Despite these challenges, it was Brooks who bagged the award in the end for her ‘volume of great originality, real distinction, and high value’ as Henry Canby, a member of the jury claimed.
When asked by her editor about what made her write, Annie Allen, Miss Brooks claimed that she wrote, “to prove to others (by implication, not by shouting), and to such among themselves who have yet to discover it, that they are merely human beings, not exotics”.
Gwendolyn Brooks, was an exceptional and powerful voice of 20th century, that wrote about the everyday life of urban Blacks, and had an unwavering grasp of the reality.
Over a career that produced over twenty-seven volumes of poems, June Jordan was a fierce and committed Jamaican-American poet. Her devotion towards political activism, and human rights was reflected starkly in her work.
In an interview with Colorlines, she says that “poetry is a political act because it involves telling the truth” and that was a belief she held extremely dear throughout her illustrious career and life.
She used Black English extensively in her writings as an expression of her culture, while encouraging young Black writers to do the same and treat it as a legitimate form of expression instead of believing it to be a ‘broken version’ of another language.
Her faith and pride in her Black identity was what defined her not only as a literary personality, but also personally.
Known as the ‘unofficial poet laureate of Los Angeles’, Wanda Coleman was an author of over 20 poetry books that explored the themes of living below the poverty line, racism, outcast status and more.
Tony Magistrale in the Black American Literature Forum wrote that “Wanda Coleman, like Gwendolyn Brooks before her, has much to tell us about what is it like to be a poor Black woman in America” .

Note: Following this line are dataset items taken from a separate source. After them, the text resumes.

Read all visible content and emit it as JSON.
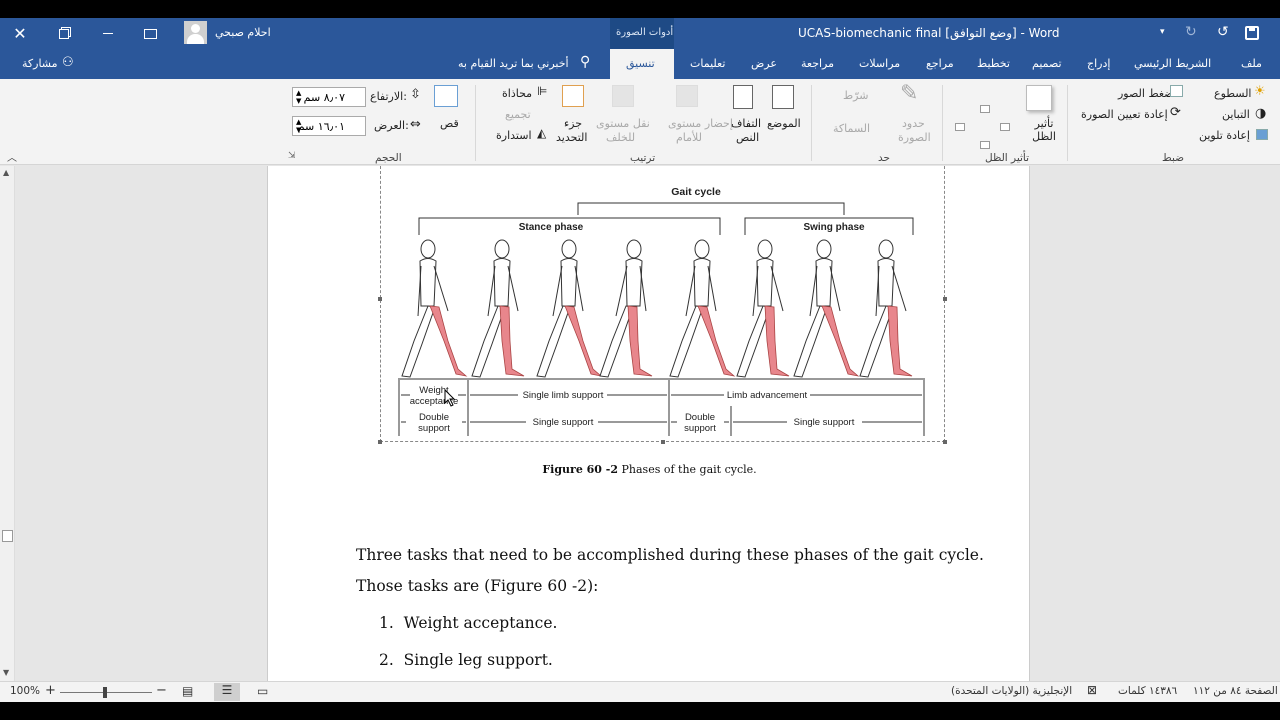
{
  "titlebar": {
    "title": "UCAS-biomechanic final  [وضع التوافق]  -  Word",
    "context_tab": "أدوات الصورة",
    "user_name": "احلام صبحي"
  },
  "tabs": [
    "ملف",
    "الشريط الرئيسي",
    "إدراج",
    "تصميم",
    "تخطيط",
    "مراجع",
    "مراسلات",
    "مراجعة",
    "عرض",
    "تعليمات",
    "تنسيق"
  ],
  "tell_me": "أخبرني بما تريد القيام به",
  "share": "مشاركة",
  "ribbon": {
    "adjust": {
      "group": "ضبط",
      "corrections": "السطوع",
      "color": "التباين",
      "artistic": "إعادة تلوين",
      "compress": "ضغط الصور",
      "reset": "إعادة تعيين الصورة"
    },
    "shadow": {
      "group": "تأثير الظل",
      "effects": "تأثير الظل"
    },
    "border": {
      "group": "حد",
      "border_line1": "حدود",
      "border_line2": "الصورة",
      "style1": "شرّط",
      "style2": "السماكة"
    },
    "arrange": {
      "group": "ترتيب",
      "position": "الموضع",
      "wrap_line1": "التفاف",
      "wrap_line2": "النص",
      "forward_line1": "إحضار مستوى",
      "forward_line2": "للأمام",
      "backward_line1": "نقل مستوى",
      "backward_line2": "للخلف",
      "selection_line1": "جزء",
      "selection_line2": "التحديد",
      "align": "محاذاة",
      "group_btn": "تجميع",
      "rotate": "استدارة"
    },
    "size": {
      "group": "الحجم",
      "crop": "قص",
      "height_label": "الارتفاع:",
      "height_value": "٨٫٠٧ سم",
      "width_label": "العرض:",
      "width_value": "١٦٫٠١ سم"
    }
  },
  "figure": {
    "title": "Gait cycle",
    "stance": "Stance phase",
    "swing": "Swing phase",
    "row1": [
      "Weight acceptance",
      "Single limb support",
      "Limb advancement"
    ],
    "row2": [
      "Double support",
      "Single support",
      "Double support",
      "Single support"
    ],
    "caption_bold": "Figure 60 -2",
    "caption_rest": "Phases of the gait cycle."
  },
  "body": {
    "para_line1": "Three tasks that need to be accomplished during these phases of the gait cycle.",
    "para_line2": "Those tasks are (Figure 60 -2):",
    "list": [
      {
        "num": "1.",
        "text": "Weight acceptance."
      },
      {
        "num": "2.",
        "text": "Single leg support."
      }
    ]
  },
  "status": {
    "page": "الصفحة ٨٤ من ١١٢",
    "words": "١٤٣٨٦ كلمات",
    "language": "الإنجليزية (الولايات المتحدة)",
    "zoom": "100%"
  },
  "colors": {
    "accent": "#2b579a",
    "limb": "#e8868c"
  }
}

“Known as the ‘unofficial poet laureate of Los Angeles’, Wanda Coleman was an author of over 20 poetry books that explored the themes of living below the poverty line, racism, outcast status and more”
Coleman was distinctive in her style of writing, in a manner that often led her to become engrossed in controversies. Her unsettling tone, and unapologetic attitude, often separated her from her colleagues, but it was this fearlessness that makes her legacy unquestioned and extremely significant. Her work illuminated the downtrodden, and forced her readers to confront the injustice that surrounded their worlds.
Born in West Africa, and sold into slavery at the mere age of seven or eight, Phillis Wheatley has perhaps led the most troubled life in the list.
Enslaved in the household of the commercialist John Wheatley, who had educated her later on after discovering her talent, Phillis was one of the most prominent literary figures in pre-19th century America. She was the first African-American author of a published book of poetry.
Her most notable work, the poem On Being Brought From Africa to America published in her 1773 poetry collection Poems On Various Subjects, Religious and Moral, was one of the very few times where she wrote about her slavery. The poem explains young Wheatley’s experience of being enslaved and brought to American colonies in 1761.
Given her circumstances, it is an even more exemplary feat to have achieved what Phillis Wheatley has achieved. Her disdain for slavery, and use of art to abolish the institution is well-known, and must be revered even today, for all that is symbolises.